# Correct way of data preparation - cross validation
### Avoid data leakage

In [14]:
# correct data preparation for model evaluation with k-fold cross-validation
# imports
from numpy import mean
from numpy import std
from sklearn.datasets import make_classification
from sklearn.model_selection import cross_val_score
from sklearn.model_selection import RepeatedStratifiedKFold
from sklearn.preprocessing import MinMaxScaler
from sklearn.linear_model import LogisticRegression
from sklearn.pipeline import Pipeline


In [15]:
# define dataset
X, y = make_classification(n_samples=1000, n_features=20, n_informative=15, n_redundant=5, random_state=7)

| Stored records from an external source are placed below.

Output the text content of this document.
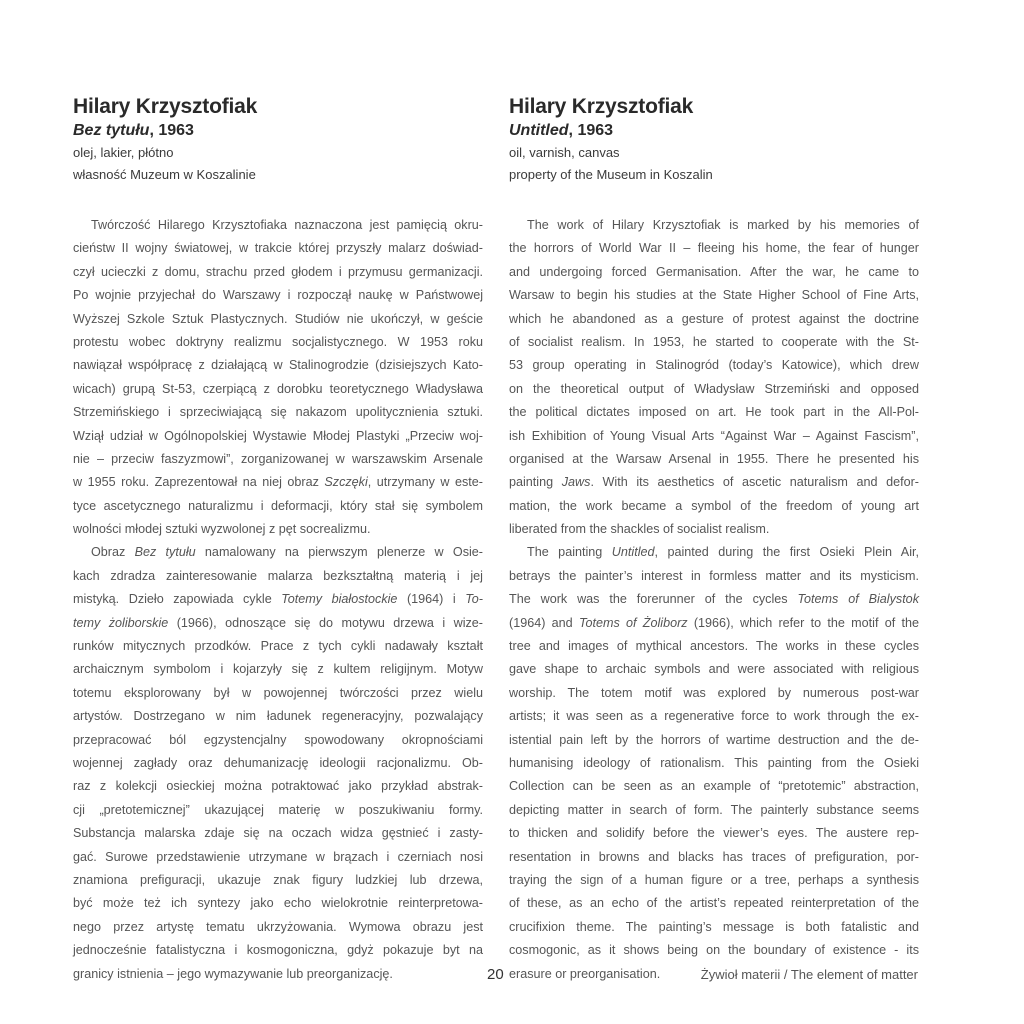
Hilary Krzysztofiak
Bez tytułu, 1963
olej, lakier, płótno
własność Muzeum w Koszalinie
Twórczość Hilarego Krzysztofiaka naznaczona jest pamięcią okru-
cieństw II wojny światowej, w trakcie której przyszły malarz doświad-
czył ucieczki z domu, strachu przed głodem i przymusu germanizacji.
Po wojnie przyjechał do Warszawy i rozpoczął naukę w Państwowej
Wyższej Szkole Sztuk Plastycznych. Studiów nie ukończył, w geście
protestu wobec doktryny realizmu socjalistycznego. W 1953 roku
nawiązał współpracę z działającą w Stalinogrodzie (dzisiejszych Kato-
wicach) grupą St-53, czerpiącą z dorobku teoretycznego Władysława
Strzemińskiego i sprzeciwiającą się nakazom upolitycznienia sztuki.
Wziął udział w Ogólnopolskiej Wystawie Młodej Plastyki „Przeciw woj-
nie – przeciw faszyzmowi”, zorganizowanej w warszawskim Arsenale
w 1955 roku. Zaprezentował na niej obraz Szczęki, utrzymany w este-
tyce ascetycznego naturalizmu i deformacji, który stał się symbolem
wolności młodej sztuki wyzwolonej z pęt socrealizmu.
Obraz Bez tytułu namalowany na pierwszym plenerze w Osie-
kach zdradza zainteresowanie malarza bezkształtną materią i jej
mistyką. Dzieło zapowiada cykle Totemy białostockie (1964) i To-
temy żoliborskie (1966), odnoszące się do motywu drzewa i wize-
runków mitycznych przodków. Prace z tych cykli nadawały kształt
archaicznym symbolom i kojarzyły się z kultem religijnym. Motyw
totemu eksplorowany był w powojennej twórczości przez wielu
artystów. Dostrzegano w nim ładunek regeneracyjny, pozwalający
przepracować ból egzystencjalny spowodowany okropnościami
wojennej zagłady oraz dehumanizację ideologii racjonalizmu. Ob-
raz z kolekcji osieckiej można potraktować jako przykład abstrak-
cji „pretotemicznej” ukazującej materię w poszukiwaniu formy.
Substancja malarska zdaje się na oczach widza gęstnieć i zasty-
gać. Surowe przedstawienie utrzymane w brązach i czerniach nosi
znamiona prefiguracji, ukazuje znak figury ludzkiej lub drzewa,
być może też ich syntezy jako echo wielokrotnie reinterpretowa-
nego przez artystę tematu ukrzyżowania. Wymowa obrazu jest
jednocześnie fatalistyczna i kosmogoniczna, gdyż pokazuje byt na
granicy istnienia – jego wymazywanie lub preorganizację.
Hilary Krzysztofiak
Untitled, 1963
oil, varnish, canvas
property of the Museum in Koszalin
The work of Hilary Krzysztofiak is marked by his memories of
the horrors of World War II – fleeing his home, the fear of hunger
and undergoing forced Germanisation. After the war, he came to
Warsaw to begin his studies at the State Higher School of Fine Arts,
which he abandoned as a gesture of protest against the doctrine
of socialist realism. In 1953, he started to cooperate with the St-
53 group operating in Stalinogród (today’s Katowice), which drew
on the theoretical output of Władysław Strzemiński and opposed
the political dictates imposed on art. He took part in the All-Pol-
ish Exhibition of Young Visual Arts “Against War – Against Fascism”,
organised at the Warsaw Arsenal in 1955. There he presented his
painting Jaws. With its aesthetics of ascetic naturalism and defor-
mation, the work became a symbol of the freedom of young art
liberated from the shackles of socialist realism.
The painting Untitled, painted during the first Osieki Plein Air,
betrays the painter’s interest in formless matter and its mysticism.
The work was the forerunner of the cycles Totems of Bialystok
(1964) and Totems of Żoliborz (1966), which refer to the motif of the
tree and images of mythical ancestors. The works in these cycles
gave shape to archaic symbols and were associated with religious
worship. The totem motif was explored by numerous post-war
artists; it was seen as a regenerative force to work through the ex-
istential pain left by the horrors of wartime destruction and the de-
humanising ideology of rationalism. This painting from the Osieki
Collection can be seen as an example of “pretotemic” abstraction,
depicting matter in search of form. The painterly substance seems
to thicken and solidify before the viewer’s eyes. The austere rep-
resentation in browns and blacks has traces of prefiguration, por-
traying the sign of a human figure or a tree, perhaps a synthesis
of these, as an echo of the artist’s repeated reinterpretation of the
crucifixion theme. The painting’s message is both fatalistic and
cosmogonic, as it shows being on the boundary of existence - its
erasure or preorganisation.
20	Żywioł materii / The element of matter
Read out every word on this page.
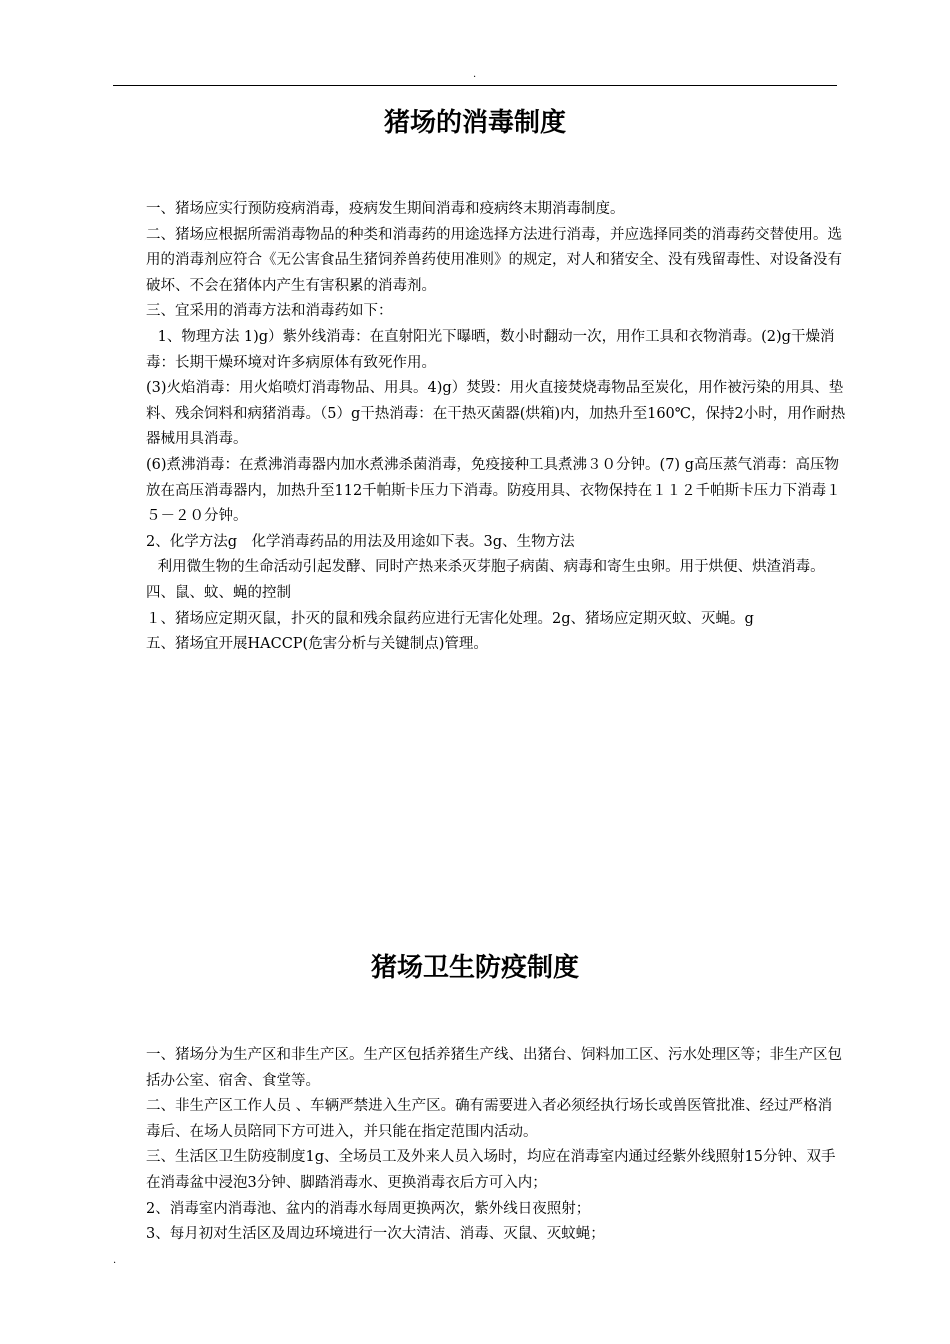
.
猪场的消毒制度

一、猪场应实行预防疫病消毒，疫病发生期间消毒和疫病终末期消毒制度。

二、猪场应根据所需消毒物品的种类和消毒药的用途选择方法进行消毒，并应选择同类的消毒药交替使用。选用的消毒剂应符合《无公害食品生猪饲养兽药使用准则》的规定，对人和猪安全、没有残留毒性、对设备没有破坏、不会在猪体内产生有害积累的消毒剂。

三、宜采用的消毒方法和消毒药如下：

1、物理方法 1)ց）紫外线消毒：在直射阳光下曝晒，数小时翻动一次，用作工具和衣物消毒。(2)ց干燥消毒：长期干燥环境对许多病原体有致死作用。

(3)火焰消毒：用火焰喷灯消毒物品、用具。4)ց）焚毁：用火直接焚烧毒物品至炭化，用作被污染的用具、垫料、残余饲料和病猪消毒。（5）ց干热消毒：在干热灭菌器(烘箱)内，加热升至160℃，保持2小时，用作耐热器械用具消毒。

(6)煮沸消毒：在煮沸消毒器内加水煮沸杀菌消毒，免疫接种工具煮沸３０分钟。(7) ց高压蒸气消毒：高压物放在高压消毒器内，加热升至112千帕斯卡压力下消毒。防疫用具、衣物保持在１１２千帕斯卡压力下消毒１５－２０分钟。

2、化学方法ց　化学消毒药品的用法及用途如下表。3ց、生物方法

利用微生物的生命活动引起发酵、同时产热来杀灭芽胞子病菌、病毒和寄生虫卵。用于烘便、烘渣消毒。

四、鼠、蚊、蝇的控制

１、猪场应定期灭鼠，扑灭的鼠和残余鼠药应进行无害化处理。2ց、猪场应定期灭蚊、灭蝇。ց

五、猪场宜开展HACCP(危害分析与关键制点)管理。

猪场卫生防疫制度

一、猪场分为生产区和非生产区。生产区包括养猪生产线、出猪台、饲料加工区、污水处理区等；非生产区包括办公室、宿舍、食堂等。

二、非生产区工作人员 、车辆严禁进入生产区。确有需要进入者必须经执行场长或兽医管批准、经过严格消毒后、在场人员陪同下方可进入，并只能在指定范围内活动。

三、生活区卫生防疫制度1ց、全场员工及外来人员入场时，均应在消毒室内通过经紫外线照射15分钟、双手在消毒盆中浸泡3分钟、脚踏消毒水、更换消毒衣后方可入内；

2、消毒室内消毒池、盆内的消毒水每周更换两次，紫外线日夜照射；

3、每月初对生活区及周边环境进行一次大清洁、消毒、灭鼠、灭蚊蝇；

.
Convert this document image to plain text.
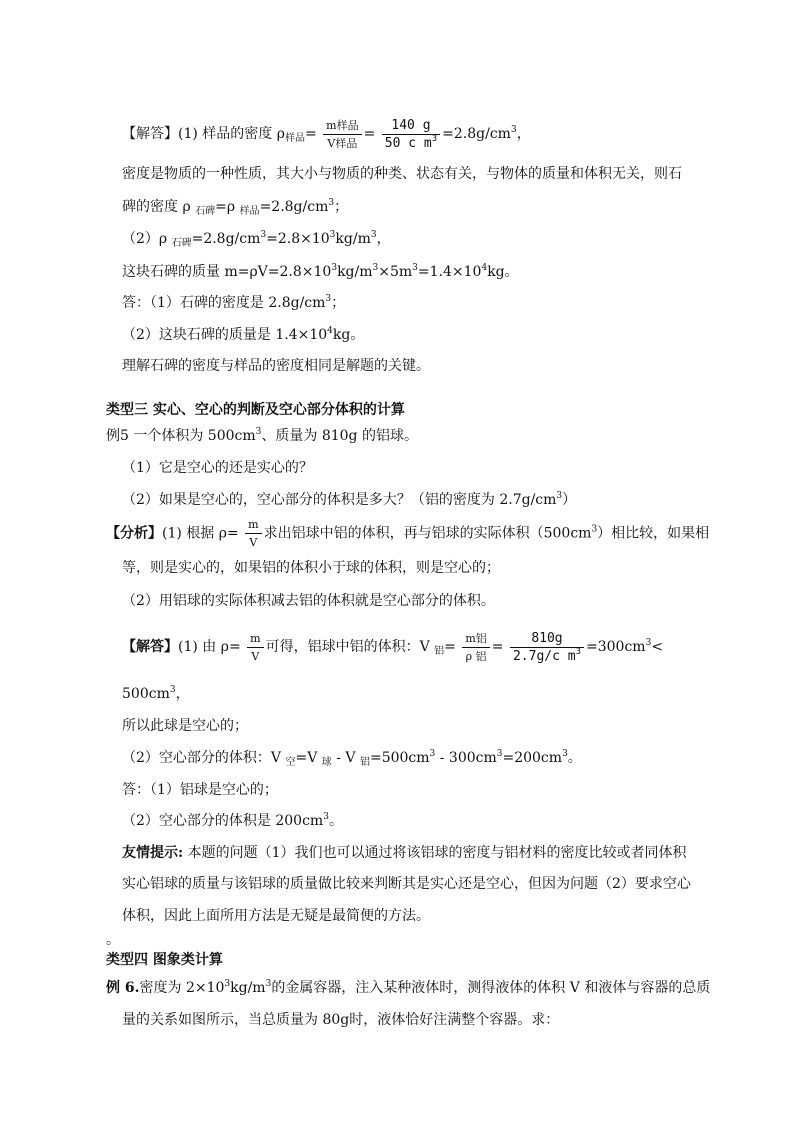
【解答】(1) 样品的密度 $\rho_{样品}= \frac{\text{m样品}}{\text{V样品}} = \frac{140 g}{50 c m^3} =2.8g/cm^3$，
密度是物质的一种性质，其大小与物质的种类、状态有关，与物体的质量和体积无关，则石
碑的密度 ρ $_{石碑}$=ρ $_{样品}=2.8g/cm^3$；
（2）ρ $_{石碑}=2.8g/cm^3=2.8\times 10^3kg/m^3$，
这块石碑的质量 $m=\rho V=2.8\times 10^3kg/m^3\times 5m^3=1.4\times 10^4kg$。
答：（1）石碑的密度是 $2.8g/cm^3$；
（2）这块石碑的质量是 $1.4\times 10^4kg$。
理解石碑的密度与样品的密度相同是解题的关键。
类型三 实心、空心的判断及空心部分体积的计算
例5 一个体积为 $500cm^3$、质量为 810g 的铝球。
（1）它是空心的还是实心的？
（2）如果是空心的，空心部分的体积是多大？（铝的密度为 $2.7g/cm^3$）
【分析】(1) 根据 $\rho= \frac{m}{V}$ 求出铝球中铝的体积，再与铝球的实际体积$(500cm^3)$相比较，如果相
等，则是实心的，如果铝的体积小于球的体积，则是空心的；
（2）用铝球的实际体积减去铝的体积就是空心部分的体积。
【解答】(1) 由 $\rho= \frac{m}{V}$ 可得，铝球中铝的体积：V $_铝= \frac{\text{m铝}}{\text{ρ 铝}} = \frac{810g}{2.7g/c m^3} =300cm^3<$
$500cm^3$，
所以此球是空心的；
（2）空心部分的体积：V $_空$=V $_球$ - V $_铝=500cm^3 - 300cm^3=200cm^3$。
答：（1）铝球是空心的；
（2）空心部分的体积是 $200cm^3$。
友情提示: 本题的问题（1）我们也可以通过将该铝球的密度与铝材料的密度比较或者同体积
实心铝球的质量与该铝球的质量做比较来判断其是实心还是空心，但因为问题（2）要求空心
体积，因此上面所用方法是无疑是最简便的方法。
。
类型四 图象类计算
例 6.密度为 $2\times 10^3kg/m^3$的金属容器，注入某种液体时，测得液体的体积 V 和液体与容器的总质
量的关系如图所示，当总质量为 80g时，液体恰好注满整个容器。求：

_"Data preparation without data leakage when using cross-validation is slightly more challenging.
It requires that the data preparation method is prepared on the training set and applied to the
train and test sets within the cross-validation procedure, e.g. the groups of folds of rows. We
can achieve this by *defining a modeling pipeline that defines a sequence of data preparation
steps to perform* and ending in the model to fit and evaluate."_ - data preparation for machine learning, Jason Brownlee pg 34


In [17]:
# define the pipeline
steps = list()
steps.append(('scaler', MinMaxScaler()))
steps.append(('model', LogisticRegression()))
pipeline = Pipeline(steps=steps)

In [18]:
# evaluation procedures using RepeatedStratifiedKFold
cv = RepeatedStratifiedKFold(n_splits=10, n_repeats=3, random_state=1)

In [19]:
cv

RepeatedStratifiedKFold(n_repeats=3, n_splits=10, random_state=1)

In [20]:
# Model evaluation using cross validation
eval = cross_val_score(pipeline, X, y, scoring='accuracy', cv=cv, n_jobs=-1)

In [21]:
eval

array([0.86, 0.91, 0.87, 0.81, 0.83, 0.84, 0.81, 0.84, 0.88, 0.84, 0.84,
       0.86, 0.85, 0.83, 0.89, 0.88, 0.8 , 0.97, 0.84, 0.84, 0.81, 0.88,
       0.81, 0.85, 0.89, 0.88, 0.87, 0.84, 0.84, 0.87])

In [22]:
# performance reporting
print('Accuracy: %.2f (%.2f)' % (mean(eval)*100, std(eval)*100))

Accuracy: 85.43 (3.47)


"Running the example normalizes the data correctly within the cross-validation folds of the
evaluation procedure to avoid data leakage."